I want to predict a value by another values
davidraul36
MemberPosts:6Contributor I
Hello, I'm very newbie to RapidMiner and data science as well so bear me please.
I want to predict values from totally different values, it's like trying to finding a model for the relation between them.
For Example;
I have Excel spreedsheet with cloumns (A, B, C, D, F)
I want to use (A, B, C, D) to predict or getting model for the values in (F) then use it to test data...
Thanks in advance,
Tagged:
0
Best Answer
-
Thomas_Ott RapidMiner Certified Analyst, RapidMiner Certified Expert, MemberPosts:1,761Unicorn
@davidraul36Here's what I would do. Clean up the date and time attributes and use a different algo. 74% trend accuracy and you can most likely optimize that with Optimize Parameters.

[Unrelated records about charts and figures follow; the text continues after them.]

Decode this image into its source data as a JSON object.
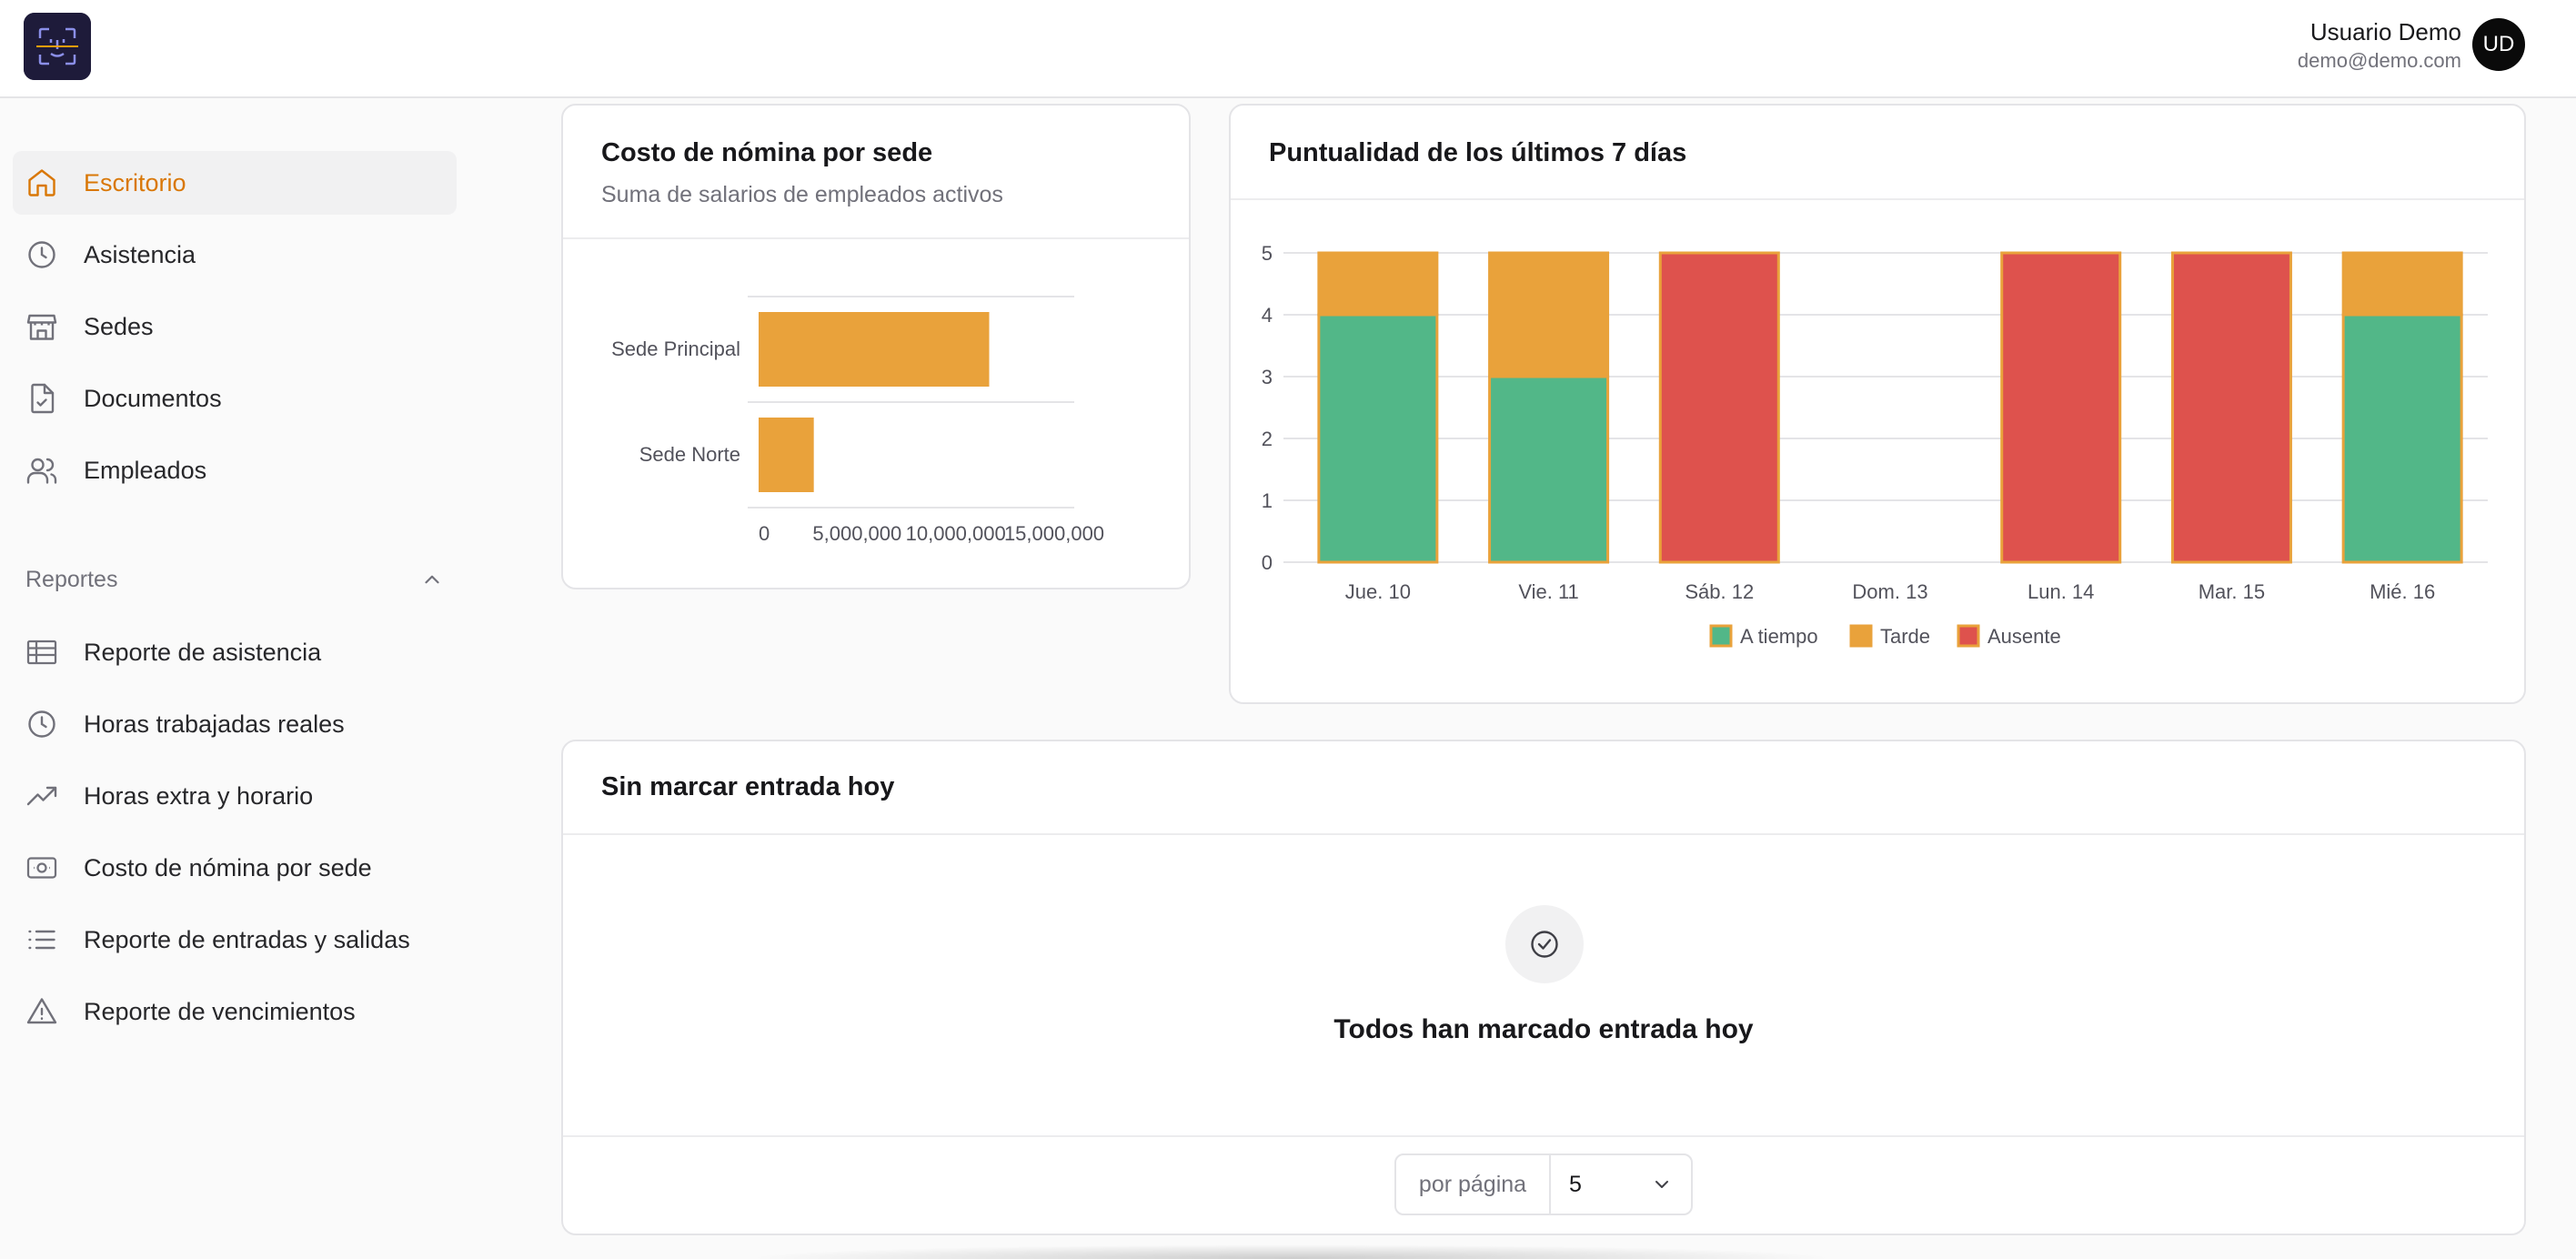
{
  "header": {
    "user_name": "Usuario Demo",
    "user_email": "demo@demo.com",
    "avatar_initials": "UD"
  },
  "sidebar": {
    "items": [
      {
        "label": "Escritorio",
        "icon": "home-icon",
        "active": true
      },
      {
        "label": "Asistencia",
        "icon": "clock-icon"
      },
      {
        "label": "Sedes",
        "icon": "store-icon"
      },
      {
        "label": "Documentos",
        "icon": "file-check-icon"
      },
      {
        "label": "Empleados",
        "icon": "users-icon"
      }
    ],
    "reports_section": {
      "label": "Reportes",
      "items": [
        {
          "label": "Reporte de asistencia",
          "icon": "table-icon"
        },
        {
          "label": "Horas trabajadas reales",
          "icon": "clock-icon"
        },
        {
          "label": "Horas extra y horario",
          "icon": "trending-up-icon"
        },
        {
          "label": "Costo de nómina por sede",
          "icon": "banknote-icon"
        },
        {
          "label": "Reporte de entradas y salidas",
          "icon": "list-icon"
        },
        {
          "label": "Reporte de vencimientos",
          "icon": "alert-triangle-icon"
        }
      ]
    }
  },
  "payroll_card": {
    "title": "Costo de nómina por sede",
    "subtitle": "Suma de salarios de empleados activos"
  },
  "punctuality_card": {
    "title": "Puntualidad de los últimos 7 días"
  },
  "missing_card": {
    "title": "Sin marcar entrada hoy",
    "empty_message": "Todos han marcado entrada hoy",
    "per_page_label": "por página",
    "per_page_value": "5"
  },
  "colors": {
    "accent": "#d97706",
    "on_time": "#52b788",
    "late": "#e9a23b",
    "absent": "#de524d"
  },
  "chart_data": [
    {
      "type": "bar",
      "orientation": "horizontal",
      "categories": [
        "Sede Principal",
        "Sede Norte"
      ],
      "values": [
        11700000,
        2800000
      ],
      "xlim": [
        0,
        15000000
      ],
      "xticks": [
        "0",
        "5,000,000",
        "10,000,000",
        "15,000,000"
      ],
      "grid": true
    },
    {
      "type": "bar",
      "stacked": true,
      "categories": [
        "Jue. 10",
        "Vie. 11",
        "Sáb. 12",
        "Dom. 13",
        "Lun. 14",
        "Mar. 15",
        "Mié. 16"
      ],
      "series": [
        {
          "name": "A tiempo",
          "values": [
            4,
            3,
            0,
            0,
            0,
            0,
            4
          ]
        },
        {
          "name": "Tarde",
          "values": [
            1,
            2,
            0,
            0,
            0,
            0,
            1
          ]
        },
        {
          "name": "Ausente",
          "values": [
            0,
            0,
            5,
            0,
            5,
            5,
            0
          ]
        }
      ],
      "ylim": [
        0,
        5
      ],
      "yticks": [
        "0",
        "1",
        "2",
        "3",
        "4",
        "5"
      ],
      "legend": "bottom",
      "grid": true
    }
  ]
}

<运营商激活= " true " class = "过程”兼容ibility="8.0.001" expanded="true" name="Process">
<参数键=“2”值= " Open.true.real.attribute"/>
<运营商激活= " true " class = " nominal_to_date”compatibility="8.0.001" expanded="true" height="82" name="Nominal to Date" width="90" x="447" y="34">
<参数键=“2”值= " Open.true.real.attribute"/>
<列出关键= " expert_parameters " / >
<运营商激活= " true " class = "系列:forecasting_performance" compatibility="7.4.000" expanded="true" height="82" name="Performance" width="90" x="179" y="34">1
Answers
Hi@davidraul36,
Can you share your dataset(s) please ?
Regards,
Lionel
Here it's the data I use,
I want to find a model which finds the values of column "Avg" from all the other columns.
您应该检查啊ut the "Getting Started" videos on the www.turtlecreekpls.com webpage, they are designed to help you get started with a basic predictive modeling project such as this one. You will need to define your "label" (the thing you are trying to predict) first.
Lindon Ventures
Data Science Consulting from Certified RapidMiner Experts
@davidraul36I would do what@Telcontar120suggests, review some videos and try out the tutorials that are built into Studio itself. Then build a process and if you get stuck, post that XML to the community for help.
I already tried to do a model, but my model use the previous data of "Avg" to predict the next one.
I don't know what to do in the design to let "column (Avg)" as only a prediction without getting any info from it or its previous values.
@davidraul36I see that you set this up as a time series problem. Was there a particular reason to seperate the time and date columns?
Since it's a direct time series problem, I have tried time series examples.
I was trying to predict the moving average values, instead of common lag.
I have tried another model, by selecting "Avg" as label and all other columns as "attributes" then use any operators like Neural, SVM, then apply model on test data...
So is that OK?
Sorry for my newbie behaviour
here it's the XML
This should work but your trend accuracy sucks now. So what was screwing this up was how you transformed your AVG attribute into the label. I made some small modifications and dropped out the AVG column from the test set (cause that's what you want to test). If you want to compare the test set AVG with what's predicted, then set the AVG attribute as a 'dummy' role. See the next process below this one.
With Dummy Role
The more I look at this, the more I think you need to use a Sort operator to feed in the time series correctly. I wouldn't split the Date and Time into two units, RapidMiner can easily understand date-time together.
Thank you so much for spending so much time helping me, I really appreciate that.
Great Software and Great community!
I'm just curious about why the chart doesn't plot smoothly.
However,
Thank you so much,
Kindest regards,
@davidraul36That's probably because you have AVG values for each hour in your date-time. Rolled up to daily value you'd get the standard daily moving average. I would use an Aggregate operator for that.